Slide View : Parallel Computer Architecture and Programming : Tsinghua Summer 2017

Previous | Next --- Slide 77 of 86

kayvonf

There is an interesting detail on this slide.

Here I drew a processor with two different types of execution units. One of the execution units is a regular unit that performs regular operations on scalar ("single") data values. The other is a SIMD execution unit that performs 8-wide vector operations on 8-element vectors of data.

Note that these cores are a superscalar cores. But since we have only one vector execution unit and one regular scalar execution unit, in order for these cores to execute two instructions at once, one of the instructions must be a scalar instruction and the other must be a vector one. The cores cannot take advantage of superscalar execution capabilities if an instruction stream has two independent vector instructions or two independent scalar ones. This is an addition constraint on the ability of the core to take advantage of instruction level parallelism.

xielei

How can we distinguish between superscalar and simultaneous multi-threading according to how the boxes are drawn? More than one context box means that multi-threading is supported, but many fetch/decode boxes have two meanings in this class, one is superscalar as is illustrated in this slide, the other is lecture 2, slide 60, where many fetch/decode boxes means simultaneous multi-threading. (However, the bright one with the dark one together means superscalar).

The question above is less important, but :

Superscalar needs at least two fetch/decode units, so does (simultaneous) multi-threading. (and multi-threading needs at least two contexts, but superscalar does not.) So if I have a core with many contexts and many fetch/decode, I can't know whether it is superscalar or simultaneous multi-threading?

kayvonf

@xielei. This is a good question. The answer is that your understanding of the pictures is correct, and that my pictures are not detailed enough to distinguish between the cases you describe. So you'd need more information about the dispatch rules supported by the core to really understand how it behaves.

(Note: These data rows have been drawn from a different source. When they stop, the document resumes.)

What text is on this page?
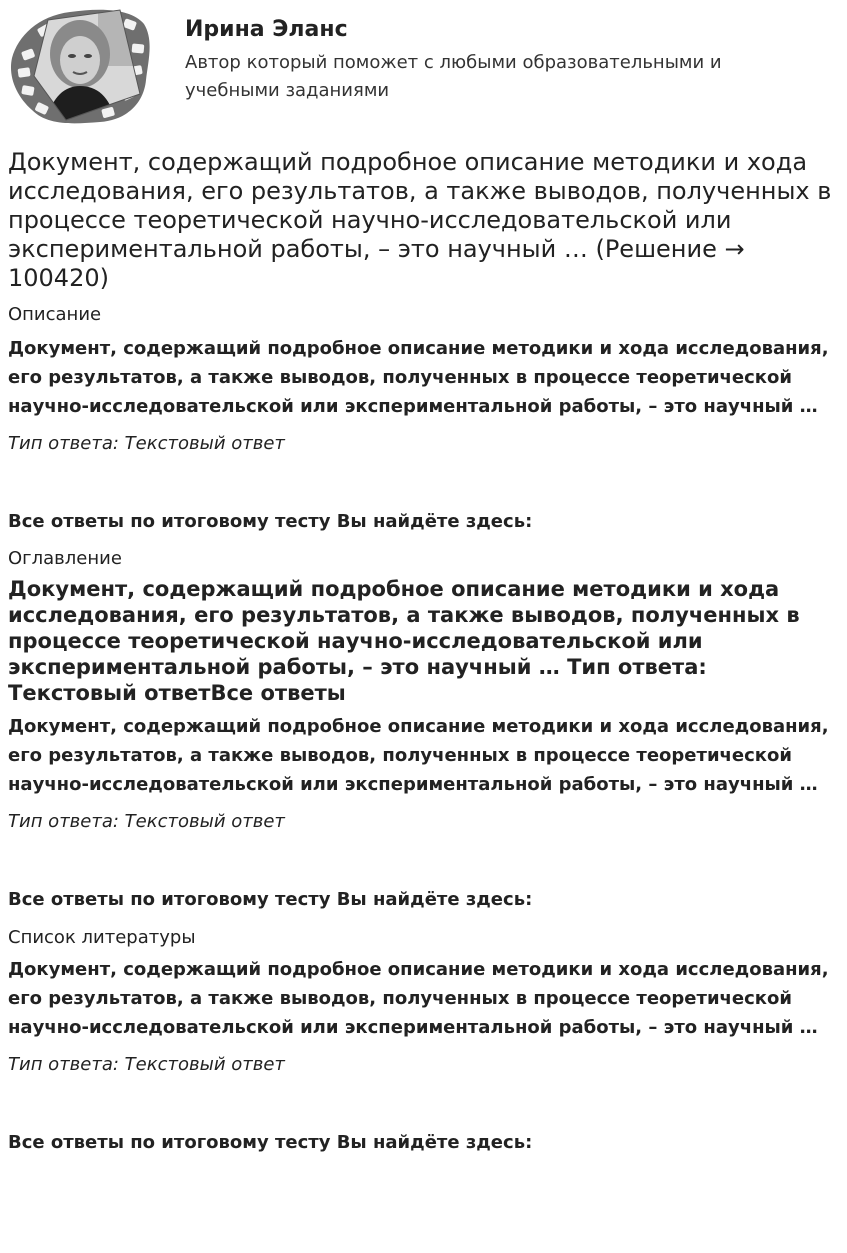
Ирина Эланс
Автор который поможет с любыми образовательными и учебными заданиями
Документ, содержащий подробное описание методики и хода исследования, его результатов, а также выводов, полученных в процессе теоретической научно-исследовательской или экспериментальной работы, – это научный … (Решение → 100420)

Описание

Документ, содержащий подробное описание методики и хода исследования, его результатов, а также выводов, полученных в процессе теоретической научно-исследовательской или экспериментальной работы, – это научный …

Тип ответа: Текстовый ответ

Все ответы по итоговому тесту Вы найдёте здесь:

Оглавление

Документ, содержащий подробное описание методики и хода исследования, его результатов, а также выводов, полученных в процессе теоретической научно-исследовательской или экспериментальной работы, – это научный … Тип ответа: Текстовый ответВсе ответы

Документ, содержащий подробное описание методики и хода исследования, его результатов, а также выводов, полученных в процессе теоретической научно-исследовательской или экспериментальной работы, – это научный …

Тип ответа: Текстовый ответ

Все ответы по итоговому тесту Вы найдёте здесь:

Список литературы

Документ, содержащий подробное описание методики и хода исследования, его результатов, а также выводов, полученных в процессе теоретической научно-исследовательской или экспериментальной работы, – это научный …

Тип ответа: Текстовый ответ

Все ответы по итоговому тесту Вы найдёте здесь:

It is true that a picture with two execution contexts per core (blue boxes) and two decode units (orange boxes) might illustrate:

Run one thread per clock (interleaved multi-threading) with support for superscalar execution within the thread.
Run two threads per clock via simultaneous multi-threading, (SMT) but not support SIMD within the thread (max one instruction per thread)
Be able to run any mixture of instructions from either one or two threads (This is Intel Hyperthreading -- it can run two instructions from one thread (superscalar with interleaved multi-threading) or one instruction from each of two threads (simultaneous multi-threading and no superscalar)

But it would be very complicated to try and indicate all this information in a figure.